October 9, 2015
The 13th annual World Day Against the
Death Penalty will take place on Saturday, October 10th. Activists and
organizations will hold events around the globe to call for the
universal abolition of capital punishment. In recognition of the day,
Steven W. Hawkins, Executive Director of Amnesty International USA,
released the following statement:
- “In just the past few weeks, three people have been sent to the death chambers in the United States. One of those executed did not commit the murder she was sentenced to die for, and another showed strong signs of intellectual disability.
- “The tally nearly reached four executions in just over a week’s time, but for the bungling of an execution in Oklahoma. The state procured the wrong drug to kill the prisoner, only realizing the mistake at the very last minute.
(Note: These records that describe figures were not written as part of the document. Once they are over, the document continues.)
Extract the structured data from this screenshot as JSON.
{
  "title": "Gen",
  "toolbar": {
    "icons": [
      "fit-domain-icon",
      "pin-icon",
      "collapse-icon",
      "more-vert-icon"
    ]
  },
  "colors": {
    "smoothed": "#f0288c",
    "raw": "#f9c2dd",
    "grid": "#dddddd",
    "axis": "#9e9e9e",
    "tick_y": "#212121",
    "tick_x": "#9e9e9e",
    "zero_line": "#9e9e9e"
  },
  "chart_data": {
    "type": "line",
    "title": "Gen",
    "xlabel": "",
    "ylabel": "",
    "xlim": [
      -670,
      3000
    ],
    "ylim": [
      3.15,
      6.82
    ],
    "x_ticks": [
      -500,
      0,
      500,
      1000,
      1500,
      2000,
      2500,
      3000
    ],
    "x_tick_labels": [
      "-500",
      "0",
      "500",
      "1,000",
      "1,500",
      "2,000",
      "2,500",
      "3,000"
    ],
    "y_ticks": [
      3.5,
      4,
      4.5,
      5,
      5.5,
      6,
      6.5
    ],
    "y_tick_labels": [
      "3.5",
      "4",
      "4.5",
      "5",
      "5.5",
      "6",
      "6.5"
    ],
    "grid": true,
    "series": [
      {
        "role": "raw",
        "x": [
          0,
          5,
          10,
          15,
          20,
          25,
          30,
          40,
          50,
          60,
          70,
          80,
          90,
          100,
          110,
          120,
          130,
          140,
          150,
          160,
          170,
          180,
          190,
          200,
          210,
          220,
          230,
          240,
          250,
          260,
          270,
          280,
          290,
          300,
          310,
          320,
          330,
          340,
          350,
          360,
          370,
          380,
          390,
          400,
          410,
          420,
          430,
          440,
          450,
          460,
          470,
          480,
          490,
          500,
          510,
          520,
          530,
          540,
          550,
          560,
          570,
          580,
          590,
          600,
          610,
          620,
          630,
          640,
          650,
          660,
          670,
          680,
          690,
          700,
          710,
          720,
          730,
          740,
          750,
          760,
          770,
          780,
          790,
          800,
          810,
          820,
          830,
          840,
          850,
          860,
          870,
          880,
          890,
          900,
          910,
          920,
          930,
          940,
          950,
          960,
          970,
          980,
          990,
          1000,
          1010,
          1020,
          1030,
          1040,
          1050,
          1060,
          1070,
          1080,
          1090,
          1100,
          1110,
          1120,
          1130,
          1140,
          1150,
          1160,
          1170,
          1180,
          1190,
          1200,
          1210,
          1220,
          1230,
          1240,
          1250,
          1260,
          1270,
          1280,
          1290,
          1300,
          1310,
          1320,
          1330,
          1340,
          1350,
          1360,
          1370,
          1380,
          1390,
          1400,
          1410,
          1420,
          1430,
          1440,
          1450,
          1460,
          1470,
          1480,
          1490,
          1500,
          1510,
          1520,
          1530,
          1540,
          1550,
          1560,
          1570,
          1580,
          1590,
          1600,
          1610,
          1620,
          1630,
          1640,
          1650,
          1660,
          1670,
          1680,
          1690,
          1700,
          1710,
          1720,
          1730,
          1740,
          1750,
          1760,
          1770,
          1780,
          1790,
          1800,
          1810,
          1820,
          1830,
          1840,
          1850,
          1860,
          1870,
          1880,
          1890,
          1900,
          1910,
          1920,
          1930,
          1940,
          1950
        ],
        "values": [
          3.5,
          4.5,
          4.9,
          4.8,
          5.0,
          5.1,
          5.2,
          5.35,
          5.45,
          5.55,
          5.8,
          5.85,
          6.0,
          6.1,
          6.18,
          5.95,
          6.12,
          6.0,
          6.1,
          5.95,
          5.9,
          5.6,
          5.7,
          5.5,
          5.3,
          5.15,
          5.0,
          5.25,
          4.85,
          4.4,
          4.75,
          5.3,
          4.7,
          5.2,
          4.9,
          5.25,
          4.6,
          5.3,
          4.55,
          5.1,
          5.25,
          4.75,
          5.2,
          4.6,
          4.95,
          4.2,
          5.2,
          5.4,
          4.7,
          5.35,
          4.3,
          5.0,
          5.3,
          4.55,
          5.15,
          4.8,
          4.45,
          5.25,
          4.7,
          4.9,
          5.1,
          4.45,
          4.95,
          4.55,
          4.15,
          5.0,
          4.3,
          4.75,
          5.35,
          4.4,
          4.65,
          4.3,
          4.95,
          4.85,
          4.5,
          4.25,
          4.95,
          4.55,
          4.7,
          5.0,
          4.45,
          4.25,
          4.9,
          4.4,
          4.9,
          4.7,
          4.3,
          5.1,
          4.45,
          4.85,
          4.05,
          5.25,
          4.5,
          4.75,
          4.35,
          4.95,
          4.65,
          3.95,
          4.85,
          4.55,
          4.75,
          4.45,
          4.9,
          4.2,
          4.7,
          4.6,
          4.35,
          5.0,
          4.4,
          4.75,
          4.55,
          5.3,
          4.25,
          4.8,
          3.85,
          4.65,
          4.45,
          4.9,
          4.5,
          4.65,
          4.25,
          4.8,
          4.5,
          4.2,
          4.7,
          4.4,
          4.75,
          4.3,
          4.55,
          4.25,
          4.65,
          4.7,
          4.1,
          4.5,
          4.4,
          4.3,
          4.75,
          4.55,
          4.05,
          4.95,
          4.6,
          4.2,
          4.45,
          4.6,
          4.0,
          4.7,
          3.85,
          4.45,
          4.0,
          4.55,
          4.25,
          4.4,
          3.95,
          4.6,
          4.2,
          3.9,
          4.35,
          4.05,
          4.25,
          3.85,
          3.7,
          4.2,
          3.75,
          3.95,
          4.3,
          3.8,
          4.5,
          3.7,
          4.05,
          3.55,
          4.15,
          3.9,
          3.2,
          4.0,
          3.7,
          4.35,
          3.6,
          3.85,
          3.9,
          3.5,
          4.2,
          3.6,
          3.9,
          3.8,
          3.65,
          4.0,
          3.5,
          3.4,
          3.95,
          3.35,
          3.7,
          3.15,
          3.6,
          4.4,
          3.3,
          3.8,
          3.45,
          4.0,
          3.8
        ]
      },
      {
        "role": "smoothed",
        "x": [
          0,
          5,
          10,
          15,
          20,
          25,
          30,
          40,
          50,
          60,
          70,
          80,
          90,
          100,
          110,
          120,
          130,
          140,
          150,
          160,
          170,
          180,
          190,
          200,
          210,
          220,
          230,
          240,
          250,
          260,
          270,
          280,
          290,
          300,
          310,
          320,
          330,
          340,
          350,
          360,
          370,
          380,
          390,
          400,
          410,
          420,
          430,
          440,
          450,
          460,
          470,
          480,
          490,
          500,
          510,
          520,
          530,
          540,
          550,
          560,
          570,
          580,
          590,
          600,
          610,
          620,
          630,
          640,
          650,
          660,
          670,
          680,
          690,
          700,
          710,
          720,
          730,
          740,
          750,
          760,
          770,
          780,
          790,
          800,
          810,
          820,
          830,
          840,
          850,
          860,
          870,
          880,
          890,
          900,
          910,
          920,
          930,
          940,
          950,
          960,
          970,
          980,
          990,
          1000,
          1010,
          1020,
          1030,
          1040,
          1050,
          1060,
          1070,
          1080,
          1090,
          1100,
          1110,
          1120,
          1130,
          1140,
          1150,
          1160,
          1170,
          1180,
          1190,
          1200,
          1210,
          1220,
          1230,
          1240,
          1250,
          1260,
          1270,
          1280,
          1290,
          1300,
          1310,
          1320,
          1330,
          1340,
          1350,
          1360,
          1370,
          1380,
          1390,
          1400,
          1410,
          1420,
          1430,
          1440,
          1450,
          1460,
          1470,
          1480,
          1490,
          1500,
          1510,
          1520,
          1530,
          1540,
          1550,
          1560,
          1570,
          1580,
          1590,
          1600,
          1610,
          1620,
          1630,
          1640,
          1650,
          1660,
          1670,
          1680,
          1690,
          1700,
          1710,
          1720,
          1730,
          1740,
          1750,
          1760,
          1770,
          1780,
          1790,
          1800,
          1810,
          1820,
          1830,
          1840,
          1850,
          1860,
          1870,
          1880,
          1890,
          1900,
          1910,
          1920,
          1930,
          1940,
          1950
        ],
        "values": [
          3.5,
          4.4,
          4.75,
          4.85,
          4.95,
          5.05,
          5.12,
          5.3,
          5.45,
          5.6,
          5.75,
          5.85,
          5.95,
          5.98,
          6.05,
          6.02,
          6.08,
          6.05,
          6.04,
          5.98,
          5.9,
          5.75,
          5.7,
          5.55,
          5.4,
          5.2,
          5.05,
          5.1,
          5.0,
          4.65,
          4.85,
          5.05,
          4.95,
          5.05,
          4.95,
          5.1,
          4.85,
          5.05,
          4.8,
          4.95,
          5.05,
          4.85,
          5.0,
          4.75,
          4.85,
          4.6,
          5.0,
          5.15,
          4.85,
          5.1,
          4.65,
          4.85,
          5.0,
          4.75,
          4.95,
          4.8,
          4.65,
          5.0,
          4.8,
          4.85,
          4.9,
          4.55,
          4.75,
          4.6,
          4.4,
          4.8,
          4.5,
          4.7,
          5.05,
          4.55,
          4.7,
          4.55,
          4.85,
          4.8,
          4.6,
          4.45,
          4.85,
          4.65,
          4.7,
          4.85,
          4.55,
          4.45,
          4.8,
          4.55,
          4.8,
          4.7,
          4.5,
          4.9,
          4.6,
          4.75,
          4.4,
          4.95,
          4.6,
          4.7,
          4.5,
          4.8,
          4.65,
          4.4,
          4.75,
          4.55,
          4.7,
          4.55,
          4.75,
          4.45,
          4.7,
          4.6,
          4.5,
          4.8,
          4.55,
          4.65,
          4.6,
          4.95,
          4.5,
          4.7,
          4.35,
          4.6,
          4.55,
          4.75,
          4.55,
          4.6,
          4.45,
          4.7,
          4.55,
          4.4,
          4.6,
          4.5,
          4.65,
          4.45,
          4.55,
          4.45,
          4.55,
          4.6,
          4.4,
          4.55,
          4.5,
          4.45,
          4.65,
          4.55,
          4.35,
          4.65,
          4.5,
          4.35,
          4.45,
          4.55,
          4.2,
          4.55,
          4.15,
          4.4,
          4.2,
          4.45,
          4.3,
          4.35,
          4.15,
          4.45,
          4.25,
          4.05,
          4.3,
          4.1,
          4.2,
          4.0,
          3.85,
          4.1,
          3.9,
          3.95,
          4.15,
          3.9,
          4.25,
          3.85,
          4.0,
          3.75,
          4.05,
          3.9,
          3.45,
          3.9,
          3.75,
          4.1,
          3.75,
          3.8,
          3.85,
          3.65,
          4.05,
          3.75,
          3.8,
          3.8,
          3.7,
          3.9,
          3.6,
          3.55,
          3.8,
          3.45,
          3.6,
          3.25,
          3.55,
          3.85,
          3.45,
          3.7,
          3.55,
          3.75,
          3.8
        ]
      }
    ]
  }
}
Now the state’s Attorney General is investigating what went wrong.
- “In fact, just about everything is wrong with the capital punishment system. It’s fundamentally broken and should be ended once and for all.
- “Thankfully the death penalty is in decline in the United States and around the world. Last year, executions in the United States were at a 20-year low, and death sentences were at their lowest level since 1976. What’s more, nineteen states plus the District of Columbia have banned capital punishment, and seven other states have not carried out an execution in 10 years.
- “It’s really just a handful of states that are still aggressively pursuing executions. Texas, Oklahoma, and Missouri, in particular, are moving further and further away from national standards of decency. Globally, 140 countries have abolished the death penalty in law or practice, and only 22 carried out executions last year.
- “The death penalty is the ultimate cruel, inhuman and degrading punishment. The United States cannot practice it and claim to be a human rights leader on the global stage. Now is the time to end capital punishment for good.”